3. Drawing geometric figures step by step

The benefits of video are clear when it comes to presenting a series of steps needed to complete a process. For example, Maud, who teaches the final year of elementary school, uses it during her geometry lessons. “When we create complex geometric figures that require technical tracing skills, I record myself doing a demo. I then publish that video in the Homework Notebook. It’s also really handy for students who were absent,” she says.

4. Expressing critical thinking skills out loud

Maud also came up with a novel way to use videos inspired by the “BookTube” phenomenon, which refers to the collection of literary review videos available on YouTube. This approach not only helps students practice their literary analysis skills, but also learn how to write a text that is intended to be read out loud, present their topic, learn how to use a new digital tool, and cultivate a love for talking about books they’ve read. “We already taught them to summarize a book and give their opinion about it. Each student selected a book they had read during the year, and we focused on improving their oral presentation skills. We watched videos made by BookTubers and studied how they did it—when they looked at the camera, when they showed the book, when they looked up and spoke clearly, etc. Next, the students practiced, recorded their reviews, and we compiled them in a Multimedia Notebook,” explains the teacher. 

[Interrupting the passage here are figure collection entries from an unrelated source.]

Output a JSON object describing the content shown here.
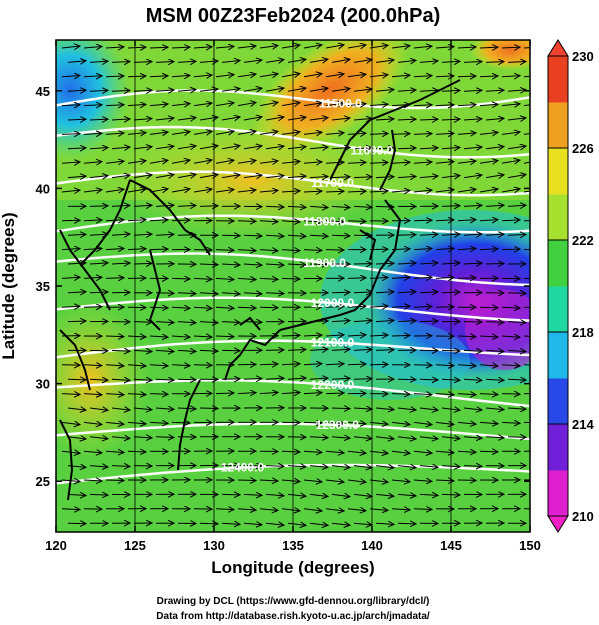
{
  "title": "MSM 00Z23Feb2024 (200.0hPa)",
  "xaxis": {
    "label": "Longitude (degrees)",
    "range": [
      120,
      150
    ],
    "ticks": [
      "120",
      "125",
      "130",
      "135",
      "140",
      "145",
      "150"
    ]
  },
  "yaxis": {
    "label": "Latitude  (degrees)",
    "range": [
      22.4,
      47.6
    ],
    "ticks": [
      "25",
      "30",
      "35",
      "40",
      "45"
    ]
  },
  "colorbar": {
    "range": [
      210,
      230
    ],
    "ticks": [
      "210",
      "214",
      "218",
      "222",
      "226",
      "230"
    ],
    "colors": [
      "#e020d0",
      "#7020d8",
      "#2848e8",
      "#20b8e8",
      "#20d8a0",
      "#40d040",
      "#a8e030",
      "#e8e020",
      "#f0a020",
      "#e84020"
    ]
  },
  "contours": [
    {
      "label": "12400.0",
      "lon": 131.8
    },
    {
      "label": "12300.0",
      "lon": 137.8
    },
    {
      "label": "12200.0",
      "lon": 137.5
    },
    {
      "label": "12100.0",
      "lon": 137.5
    },
    {
      "label": "12000.0",
      "lon": 137.5
    },
    {
      "label": "11900.0",
      "lon": 137.0
    },
    {
      "label": "11800.0",
      "lon": 137.0
    },
    {
      "label": "11700.0",
      "lon": 137.5
    },
    {
      "label": "11600.0",
      "lon": 140.0
    },
    {
      "label": "11500.0",
      "lon": 138.0
    }
  ],
  "credits": {
    "line1": "Drawing by DCL (https://www.gfd-dennou.org/library/dcl/)",
    "line2": "Data from http://database.rish.kyoto-u.ac.jp/arch/jmadata/"
  }
}
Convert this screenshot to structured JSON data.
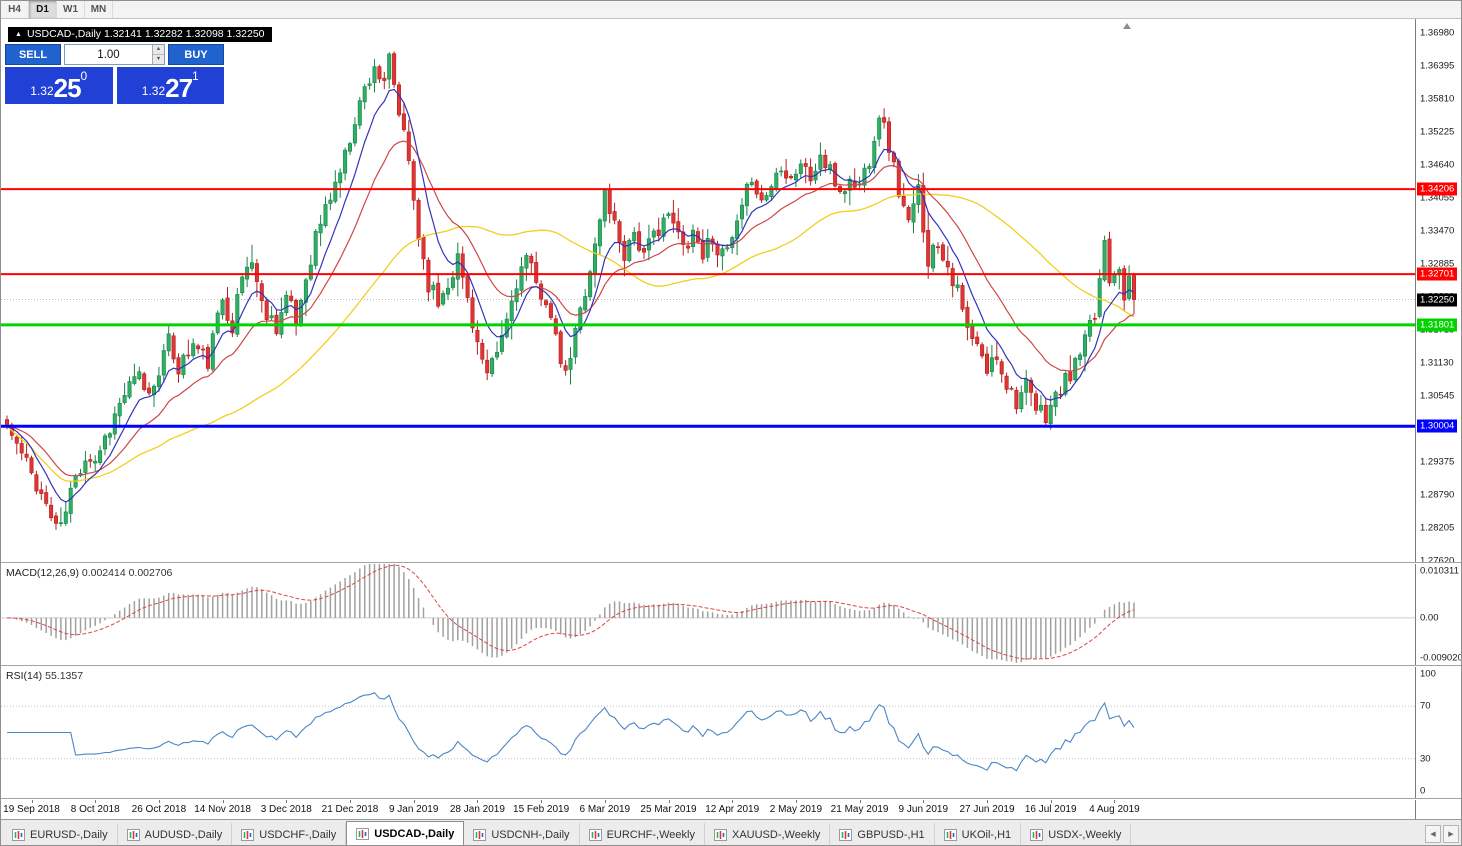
{
  "toolbar": {
    "timeframes": [
      {
        "label": "H4",
        "active": false
      },
      {
        "label": "D1",
        "active": true
      },
      {
        "label": "W1",
        "active": false
      },
      {
        "label": "MN",
        "active": false
      }
    ]
  },
  "chart_header": {
    "info": "USDCAD-,Daily  1.32141 1.32282 1.32098 1.32250"
  },
  "trade_panel": {
    "sell_label": "SELL",
    "buy_label": "BUY",
    "volume": "1.00",
    "sell_price": {
      "prefix": "1.32",
      "main": "25",
      "pip": "0"
    },
    "buy_price": {
      "prefix": "1.32",
      "main": "27",
      "pip": "1"
    },
    "accent_color": "#2063cf",
    "price_box_color": "#2140d6"
  },
  "price_axis": {
    "min": 1.276,
    "max": 1.3722,
    "labels": [
      "1.36980",
      "1.36395",
      "1.35810",
      "1.35225",
      "1.34640",
      "1.34055",
      "1.33470",
      "1.32885",
      "1.32300",
      "1.31715",
      "1.31130",
      "1.30545",
      "1.29960",
      "1.29375",
      "1.28790",
      "1.28205",
      "1.27620"
    ]
  },
  "levels": [
    {
      "label": "1.34206",
      "value": 1.34206,
      "color": "#ff0000",
      "thickness": 2
    },
    {
      "label": "1.32701",
      "value": 1.32701,
      "color": "#ff0000",
      "thickness": 2
    },
    {
      "label": "1.31801",
      "value": 1.31801,
      "color": "#00d400",
      "thickness": 3
    },
    {
      "label": "1.30004",
      "value": 1.30004,
      "color": "#0000ff",
      "thickness": 3
    }
  ],
  "current_price": {
    "label": "1.32250",
    "value": 1.3225
  },
  "chart_data": {
    "type": "candlestick",
    "symbol": "USDCAD",
    "timeframe": "Daily",
    "bars_total": 231,
    "noise_seed": 11,
    "colors": {
      "bull": "#2eaf64",
      "bull_border": "#188347",
      "bear": "#e03535",
      "bear_border": "#b51f1f",
      "ma_fast": "#3333bb",
      "ma_mid": "#cf4646",
      "ma_slow": "#f2cf1f",
      "macd_hist": "#a0a0a0",
      "macd_signal": "#e04545",
      "rsi_line": "#4a86c8"
    },
    "moving_averages": [
      {
        "period": 8,
        "type": "ema"
      },
      {
        "period": 20,
        "type": "ema"
      },
      {
        "period": 50,
        "type": "sma"
      }
    ],
    "anchors": [
      [
        0,
        1.3
      ],
      [
        3,
        1.295
      ],
      [
        6,
        1.29
      ],
      [
        9,
        1.284
      ],
      [
        11,
        1.2818
      ],
      [
        13,
        1.2885
      ],
      [
        16,
        1.295
      ],
      [
        18,
        1.2942
      ],
      [
        21,
        1.3
      ],
      [
        24,
        1.3058
      ],
      [
        27,
        1.3088
      ],
      [
        29,
        1.3055
      ],
      [
        31,
        1.3105
      ],
      [
        33,
        1.3148
      ],
      [
        35,
        1.3105
      ],
      [
        38,
        1.3145
      ],
      [
        41,
        1.3115
      ],
      [
        44,
        1.3228
      ],
      [
        46,
        1.318
      ],
      [
        48,
        1.3265
      ],
      [
        50,
        1.3298
      ],
      [
        52,
        1.3215
      ],
      [
        55,
        1.318
      ],
      [
        57,
        1.3228
      ],
      [
        59,
        1.3185
      ],
      [
        61,
        1.3265
      ],
      [
        63,
        1.3338
      ],
      [
        66,
        1.3408
      ],
      [
        69,
        1.3478
      ],
      [
        71,
        1.3548
      ],
      [
        73,
        1.3598
      ],
      [
        75,
        1.3642
      ],
      [
        77,
        1.3598
      ],
      [
        78,
        1.3648
      ],
      [
        80,
        1.3555
      ],
      [
        82,
        1.3468
      ],
      [
        84,
        1.3338
      ],
      [
        86,
        1.3255
      ],
      [
        88,
        1.322
      ],
      [
        90,
        1.3258
      ],
      [
        92,
        1.3298
      ],
      [
        94,
        1.3228
      ],
      [
        96,
        1.3148
      ],
      [
        98,
        1.3082
      ],
      [
        100,
        1.3128
      ],
      [
        102,
        1.3188
      ],
      [
        104,
        1.3258
      ],
      [
        106,
        1.3298
      ],
      [
        108,
        1.3248
      ],
      [
        110,
        1.3228
      ],
      [
        112,
        1.3148
      ],
      [
        114,
        1.3085
      ],
      [
        116,
        1.3165
      ],
      [
        118,
        1.3245
      ],
      [
        120,
        1.3318
      ],
      [
        122,
        1.3415
      ],
      [
        124,
        1.3358
      ],
      [
        126,
        1.3308
      ],
      [
        128,
        1.3348
      ],
      [
        130,
        1.3298
      ],
      [
        132,
        1.3338
      ],
      [
        134,
        1.3372
      ],
      [
        136,
        1.3358
      ],
      [
        138,
        1.3318
      ],
      [
        140,
        1.3348
      ],
      [
        142,
        1.3308
      ],
      [
        144,
        1.3338
      ],
      [
        146,
        1.3298
      ],
      [
        148,
        1.3328
      ],
      [
        150,
        1.3378
      ],
      [
        152,
        1.3448
      ],
      [
        154,
        1.3398
      ],
      [
        156,
        1.3428
      ],
      [
        158,
        1.3468
      ],
      [
        160,
        1.3442
      ],
      [
        162,
        1.3468
      ],
      [
        164,
        1.3438
      ],
      [
        166,
        1.3478
      ],
      [
        168,
        1.3448
      ],
      [
        170,
        1.3418
      ],
      [
        172,
        1.3432
      ],
      [
        174,
        1.3428
      ],
      [
        176,
        1.3478
      ],
      [
        178,
        1.3558
      ],
      [
        180,
        1.3498
      ],
      [
        182,
        1.3418
      ],
      [
        184,
        1.3355
      ],
      [
        186,
        1.3418
      ],
      [
        188,
        1.3298
      ],
      [
        190,
        1.3328
      ],
      [
        192,
        1.3288
      ],
      [
        194,
        1.3238
      ],
      [
        196,
        1.3168
      ],
      [
        198,
        1.3138
      ],
      [
        200,
        1.3098
      ],
      [
        202,
        1.3128
      ],
      [
        204,
        1.3078
      ],
      [
        206,
        1.3048
      ],
      [
        208,
        1.3068
      ],
      [
        210,
        1.3028
      ],
      [
        212,
        1.3022
      ],
      [
        214,
        1.3052
      ],
      [
        216,
        1.3078
      ],
      [
        218,
        1.3108
      ],
      [
        220,
        1.3148
      ],
      [
        222,
        1.3195
      ],
      [
        224,
        1.3332
      ],
      [
        225,
        1.3268
      ],
      [
        227,
        1.3292
      ],
      [
        228,
        1.3238
      ],
      [
        229,
        1.3252
      ],
      [
        230,
        1.3225
      ]
    ],
    "date_labels": [
      "19 Sep 2018",
      "8 Oct 2018",
      "26 Oct 2018",
      "14 Nov 2018",
      "3 Dec 2018",
      "21 Dec 2018",
      "9 Jan 2019",
      "28 Jan 2019",
      "15 Feb 2019",
      "6 Mar 2019",
      "25 Mar 2019",
      "12 Apr 2019",
      "2 May 2019",
      "21 May 2019",
      "9 Jun 2019",
      "27 Jun 2019",
      "16 Jul 2019",
      "4 Aug 2019"
    ],
    "date_label_first_index": 5,
    "date_label_step": 13,
    "macd": {
      "label": "MACD(12,26,9)",
      "values": "0.002414 0.002706",
      "fast": 12,
      "slow": 26,
      "signal": 9,
      "axis_labels": [
        "0.010311",
        "0.00",
        "-0.0090203"
      ],
      "max": 0.010311,
      "min": -0.0090203
    },
    "rsi": {
      "label": "RSI(14)",
      "value": "55.1357",
      "period": 14,
      "axis_labels": [
        "100",
        "70",
        "30",
        "0"
      ],
      "level_lines": [
        70,
        30
      ]
    }
  },
  "tabbar": {
    "tabs": [
      {
        "label": "EURUSD-,Daily",
        "active": false
      },
      {
        "label": "AUDUSD-,Daily",
        "active": false
      },
      {
        "label": "USDCHF-,Daily",
        "active": false
      },
      {
        "label": "USDCAD-,Daily",
        "active": true
      },
      {
        "label": "USDCNH-,Daily",
        "active": false
      },
      {
        "label": "EURCHF-,Weekly",
        "active": false
      },
      {
        "label": "XAUUSD-,Weekly",
        "active": false
      },
      {
        "label": "GBPUSD-,H1",
        "active": false
      },
      {
        "label": "UKOil-,H1",
        "active": false
      },
      {
        "label": "USDX-,Weekly",
        "active": false
      }
    ],
    "prev_icon": "◀",
    "next_icon": "▶"
  }
}
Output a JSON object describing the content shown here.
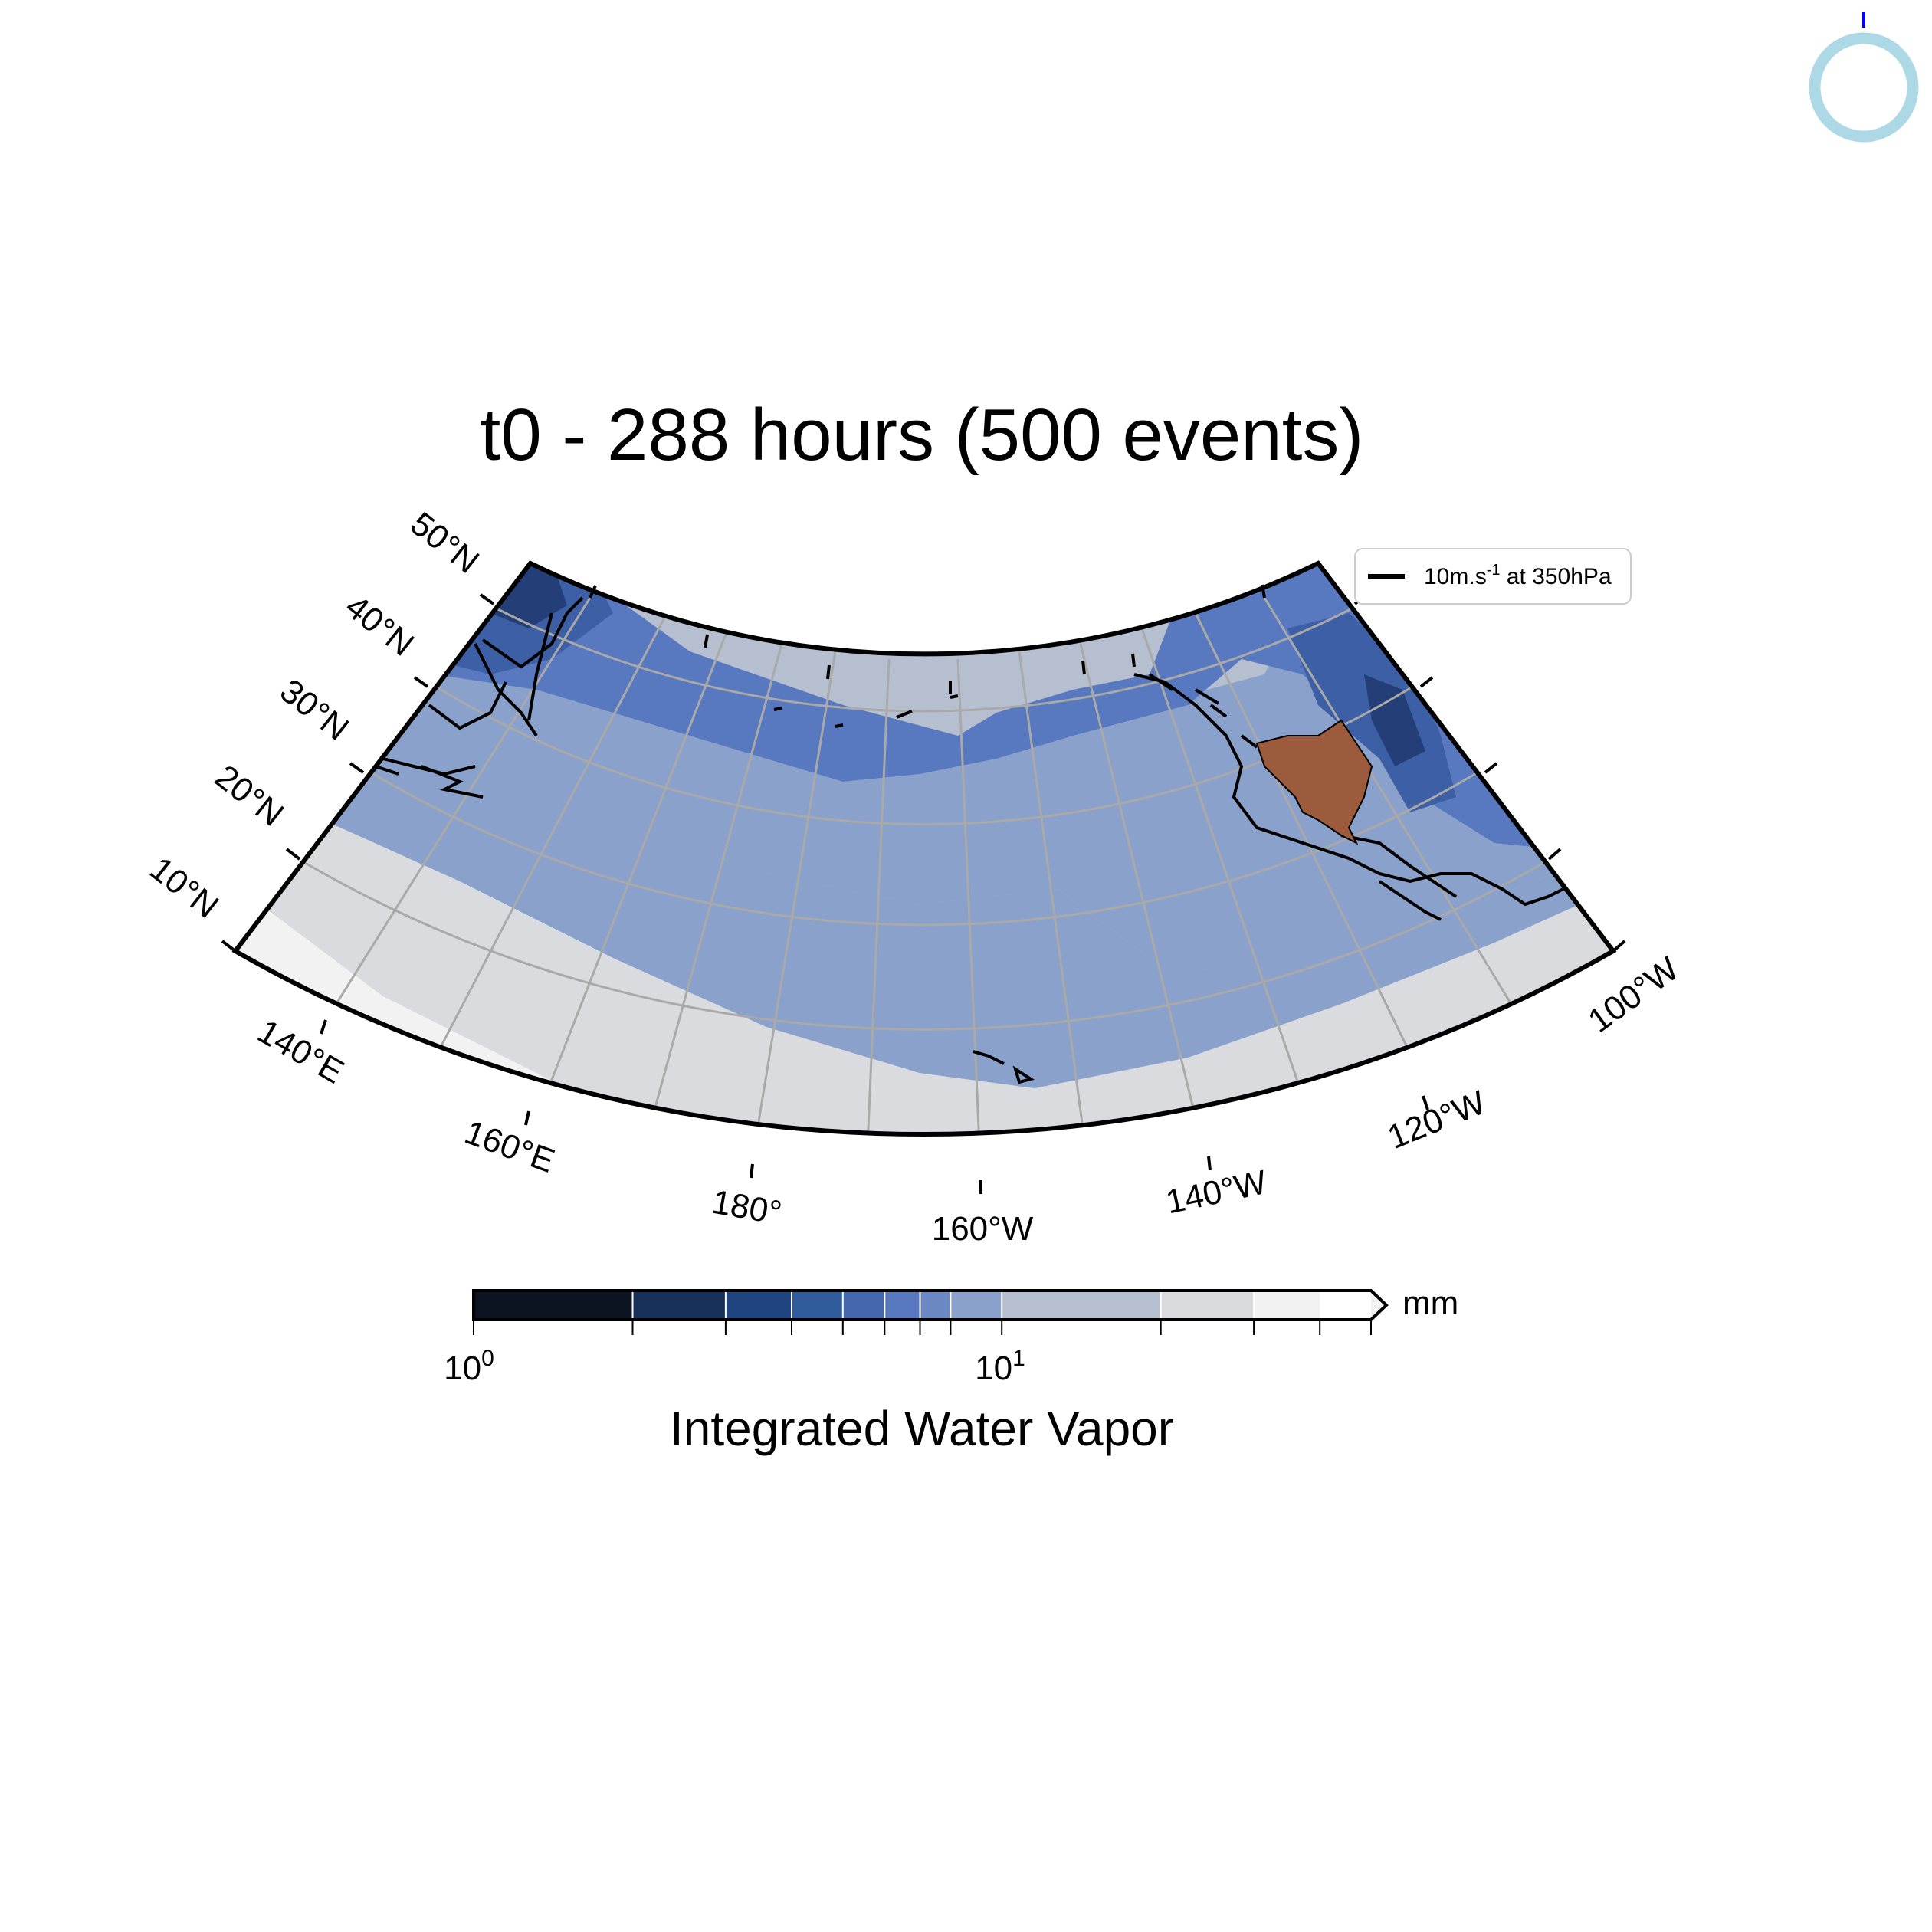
{
  "title": "t0 - 288 hours (500 events)",
  "legend": {
    "label_main": "10m.s",
    "label_sup": "-1",
    "label_tail": " at 350hPa"
  },
  "lat_labels": [
    "10°N",
    "20°N",
    "30°N",
    "40°N",
    "50°N"
  ],
  "lon_labels": [
    "140°E",
    "160°E",
    "180°",
    "160°W",
    "140°W",
    "120°W",
    "100°W"
  ],
  "colorbar": {
    "title": "Integrated Water Vapor",
    "unit": "mm",
    "tick_base": "10",
    "tick_exponents": [
      "0",
      "1"
    ],
    "scale": "log",
    "boundaries": [
      1,
      2,
      3,
      4,
      5,
      6,
      7,
      8,
      10,
      20,
      30,
      40,
      50
    ],
    "colors": [
      "#0c1422",
      "#16305a",
      "#1f4580",
      "#2f5b9a",
      "#4466ad",
      "#5878bf",
      "#6c88c4",
      "#8aa1cb",
      "#b5bfcf",
      "#d9dbdf",
      "#f2f2f2"
    ],
    "extend": "max"
  },
  "map": {
    "projection": "conic",
    "extent": {
      "lon_min": 130,
      "lon_max": 260,
      "lat_min": 10,
      "lat_max": 53
    },
    "highlight_region": "US West Coast",
    "highlight_color": "#9c5b3c",
    "colors": {
      "dark": "#4a6aae",
      "mid": "#8aa1cb",
      "light": "#b5bfcf",
      "lighter": "#d9dbdf",
      "lightest": "#f2f2f2"
    }
  },
  "progress_indicator": {
    "ring_color": "#add8e6",
    "marker_color": "#0000ff"
  }
}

5. Creating teaching tools for online classes

“During the lockdowns, I used a variety of tools to create my short videos. The video recording tool in ONE will make that a lot easier!” says Maud. We often had class all together via webconference, but it took 20 minutes for the students to all say hello.We made sure to keep meeting together, but at the same time, I started making really to-the-point videos to concisely explain the concepts from our lessons,” she explains. One of the benefits of this approach is that students have complete control over the video and can watch it according to their needs and pace. They can pause it, rewatch a section, etc. In preschool, Léa also uses video to teach students remotely. “In class, I read chapters from a history book every day.Recording and sharing the video on ONE lets students that might be absent one week follow along with the parts of the book read in class.”